The Clean Water Act penalties are capped at $1,100 per barrel spilled for simple negligence. But if Barbier finds gross negligence and willful misconduct by BP, the fines would increase to $4,300 per barrel.
BP has only budgeted for Clean Water Act fines of $3.5 billion, based on its assumption that it won't be found grossly negligent and on its own high-end calculation of 3.2 million barrels spilled.
Lowball figures are nothing new for BP. It already pleaded guilty to Obstruction of Congress for withholding data that showed more oil flowing than they initially admitted, although the former BP vice president charged with the same crime, David Rainey, is fighting the charges.
Separately, an internal BP email from two days after the explosions showed company officials telling colleagues to keep quiet about a scientist's findings that oil was likely coming out of the well at a rate 15 times higher than what BP was telling the Coast Guard.
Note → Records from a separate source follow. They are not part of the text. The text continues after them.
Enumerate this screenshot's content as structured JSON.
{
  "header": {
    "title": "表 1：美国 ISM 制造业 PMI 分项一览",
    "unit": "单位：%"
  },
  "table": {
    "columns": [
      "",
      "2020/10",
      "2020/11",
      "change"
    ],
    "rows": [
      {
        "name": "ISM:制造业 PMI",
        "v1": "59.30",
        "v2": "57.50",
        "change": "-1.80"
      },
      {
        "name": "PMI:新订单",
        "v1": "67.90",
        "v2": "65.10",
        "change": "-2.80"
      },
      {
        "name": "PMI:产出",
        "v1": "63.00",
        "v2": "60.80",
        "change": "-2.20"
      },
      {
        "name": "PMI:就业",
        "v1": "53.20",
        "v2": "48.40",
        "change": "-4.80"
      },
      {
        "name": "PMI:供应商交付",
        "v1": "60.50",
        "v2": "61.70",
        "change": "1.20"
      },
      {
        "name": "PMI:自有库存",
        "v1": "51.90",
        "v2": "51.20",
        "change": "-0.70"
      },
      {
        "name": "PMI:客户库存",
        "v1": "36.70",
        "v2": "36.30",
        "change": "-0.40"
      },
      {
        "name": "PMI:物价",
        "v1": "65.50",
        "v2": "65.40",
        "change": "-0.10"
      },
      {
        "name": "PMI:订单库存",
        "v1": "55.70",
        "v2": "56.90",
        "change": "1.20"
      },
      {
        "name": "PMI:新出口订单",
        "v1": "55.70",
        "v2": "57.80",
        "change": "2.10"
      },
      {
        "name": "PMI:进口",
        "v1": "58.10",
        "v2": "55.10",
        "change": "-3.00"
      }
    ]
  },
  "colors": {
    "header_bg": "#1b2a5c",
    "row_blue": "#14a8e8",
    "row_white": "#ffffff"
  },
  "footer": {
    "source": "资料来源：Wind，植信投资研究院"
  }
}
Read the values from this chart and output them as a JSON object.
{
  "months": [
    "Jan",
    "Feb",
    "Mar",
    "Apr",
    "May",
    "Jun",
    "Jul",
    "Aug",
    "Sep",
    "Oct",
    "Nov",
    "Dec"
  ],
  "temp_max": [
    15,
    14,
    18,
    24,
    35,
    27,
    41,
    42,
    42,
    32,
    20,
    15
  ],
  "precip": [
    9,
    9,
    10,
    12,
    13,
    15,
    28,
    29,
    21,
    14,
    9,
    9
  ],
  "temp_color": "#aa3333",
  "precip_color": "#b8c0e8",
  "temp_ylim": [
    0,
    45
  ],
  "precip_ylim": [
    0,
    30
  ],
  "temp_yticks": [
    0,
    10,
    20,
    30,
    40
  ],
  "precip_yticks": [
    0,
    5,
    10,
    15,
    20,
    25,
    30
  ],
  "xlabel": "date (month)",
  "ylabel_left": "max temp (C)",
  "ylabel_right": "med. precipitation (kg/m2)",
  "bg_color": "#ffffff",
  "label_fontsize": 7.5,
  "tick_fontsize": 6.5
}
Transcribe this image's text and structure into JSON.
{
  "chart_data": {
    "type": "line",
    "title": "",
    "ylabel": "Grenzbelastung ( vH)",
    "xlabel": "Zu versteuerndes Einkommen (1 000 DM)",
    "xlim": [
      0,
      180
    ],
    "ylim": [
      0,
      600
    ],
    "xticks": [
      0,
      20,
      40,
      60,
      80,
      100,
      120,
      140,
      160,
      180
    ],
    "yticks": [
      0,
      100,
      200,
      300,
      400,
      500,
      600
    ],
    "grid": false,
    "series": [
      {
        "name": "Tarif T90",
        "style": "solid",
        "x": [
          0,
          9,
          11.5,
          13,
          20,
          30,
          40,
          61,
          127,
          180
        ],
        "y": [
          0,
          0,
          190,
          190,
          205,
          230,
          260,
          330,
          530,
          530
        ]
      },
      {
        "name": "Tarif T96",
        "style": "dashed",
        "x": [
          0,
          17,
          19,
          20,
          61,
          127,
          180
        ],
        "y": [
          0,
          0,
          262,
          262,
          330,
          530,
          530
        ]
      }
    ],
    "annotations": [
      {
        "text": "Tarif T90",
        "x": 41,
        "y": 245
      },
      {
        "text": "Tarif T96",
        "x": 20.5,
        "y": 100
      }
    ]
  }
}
The irony is that BP may actually find new life for their claims of a lower discharge by arguing that the oil flow actually got worse over the three-month spill. Videos of the deep sea shut-off device called a blowout preventer clearly showed how the oil, gas and sediment tore through metal and rubber valves as it spewed out of the earth.
BP says that's why the government measurements, which took actual flow from the last days of the spill and assumed it was constant, are incorrect. Instead, BP said measurements of 57,000 barrels of oil a day in mid-July should have indicated that the spill was significantly smaller when it began.